Netflix has a message for those fixated on how dreamy Ted Bundy: there are plenty of hot guys out there who haven’t actually killed people. 

The streaming giant's new docu-series, “Conversations with A Killer: The Ted Bundy Tapes,” features never-before-heard interviews with the serial murderer recorded by journalists Stephen Michaud and Hugh Aynesworth in 1980 while he was on death row. Between it and the upcoming biopic “Extremely Wicked, Shockingly Evil and Vile,” starring Zac Efron as the infamous serial killer (slated to come out later this year), it appears Ted Bundy is all the rage.

Which is why Netflix offered up a tongue-in-cheek reminder to not go overboard with the Bundy fascination. After all, he did admit to brutally murdering at least 30 women before he was executed.

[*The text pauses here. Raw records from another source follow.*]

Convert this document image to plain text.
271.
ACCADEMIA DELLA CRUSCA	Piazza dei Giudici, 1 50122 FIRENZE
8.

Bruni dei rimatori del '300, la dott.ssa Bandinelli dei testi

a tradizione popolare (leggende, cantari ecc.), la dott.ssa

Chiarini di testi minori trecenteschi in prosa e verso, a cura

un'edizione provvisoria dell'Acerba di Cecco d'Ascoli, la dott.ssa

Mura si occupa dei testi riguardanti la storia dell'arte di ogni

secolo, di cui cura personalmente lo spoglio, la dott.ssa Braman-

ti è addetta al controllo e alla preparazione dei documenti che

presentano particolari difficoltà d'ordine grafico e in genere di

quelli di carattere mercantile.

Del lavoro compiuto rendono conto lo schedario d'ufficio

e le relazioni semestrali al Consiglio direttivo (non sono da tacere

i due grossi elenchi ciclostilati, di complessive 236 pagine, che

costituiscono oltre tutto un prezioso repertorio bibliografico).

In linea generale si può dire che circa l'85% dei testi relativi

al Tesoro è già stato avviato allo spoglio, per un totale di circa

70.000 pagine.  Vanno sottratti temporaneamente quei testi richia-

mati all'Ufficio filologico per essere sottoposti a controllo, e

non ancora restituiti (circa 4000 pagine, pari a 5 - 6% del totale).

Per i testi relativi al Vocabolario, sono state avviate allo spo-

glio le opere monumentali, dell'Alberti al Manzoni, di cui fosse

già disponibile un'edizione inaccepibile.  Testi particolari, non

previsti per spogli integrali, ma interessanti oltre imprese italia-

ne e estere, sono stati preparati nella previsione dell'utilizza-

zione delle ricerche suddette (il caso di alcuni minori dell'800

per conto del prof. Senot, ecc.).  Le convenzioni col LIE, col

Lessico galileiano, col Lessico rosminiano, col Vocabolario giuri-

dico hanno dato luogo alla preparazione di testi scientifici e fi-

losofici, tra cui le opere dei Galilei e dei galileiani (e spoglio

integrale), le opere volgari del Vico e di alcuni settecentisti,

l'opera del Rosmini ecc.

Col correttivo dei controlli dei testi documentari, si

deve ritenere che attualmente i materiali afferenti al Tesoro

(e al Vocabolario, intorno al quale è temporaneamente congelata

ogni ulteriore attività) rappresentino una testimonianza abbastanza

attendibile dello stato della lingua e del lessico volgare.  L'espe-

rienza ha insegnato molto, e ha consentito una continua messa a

"I've seen a lot of talk about Ted Bundy's alleged hotness and would like to gently remind everyone that there are literally THOUSANDS of hot men on the service — almost all of whom are not convicted serial murderers," Netflix tweeted Monday.

And there are plenty of people out there commenting on how “hot” and charming Bundy is.

Bundy's "hotness" aside, the rekindled attraction to him has sparked some more serious social criticism of how he's presented in the docu-series and will be portrayed in the film.

In an op ed for The Guardian, Suzanne Moore argues that “Ted Bundy would have loved to be played by an ex-Disney heart-throb.” She asks why the filmmakers felt the need to romanticize a serial killer ultimately defined by his own mediocrity.

“I abhor this worshipping at the shrine of a mediocre rapist that much true crime and fiction consists of,” she writes.

Katie Dowd, writing for the San Francisco Chronicle op-ed, says the Netflix series “falls right into a trap Bundy set 30 years ago.”

"There is no such thing as a gentleman killer. Bundy was not special. He was not a genius. He was a pathetic misogynist so wounded by rejection he killed young women to feel powerful. In allowing his jailhouse interviews to narrate the show, the documentary allows Bundy — all over again — to wrap his meaningless life in self-aggrandizing fictions."

Dowd argues that by allowing Bundy to speak in the third-person, the series allows him to present his preferred version of events and essentially manipulate the audience. As the docu-series showed, Bundy was always self-serving, up until the last hours of his life.

Kathy Kleiner Rubin survived being attacked by Bundy during his infamous Florida State University sorority house in 1978.

She told TMZ that "The movie [the Efron film] does glorify it more than I think it should be,” but she said she thinks “everyone should see it and understand him as what he was even when he was the perfect son.”

However, some argue in favor of Bundy's "sexy" portrayal. 

"Bundy’s appearance was the reason he was able to trap his targets. To tell the story and leave that part out wouldn’t just be inaccurate, it would also fail to convey why his victims were taken in by him," writes Victoria Selman for the Independent.

And forensic psychologist Darrel Turner told INSIDER, "I think it's important that people understand that Ted Bundy was successful because he was so 'ordinary,' but more than that, he was charming and handsome and a charismatic young man.”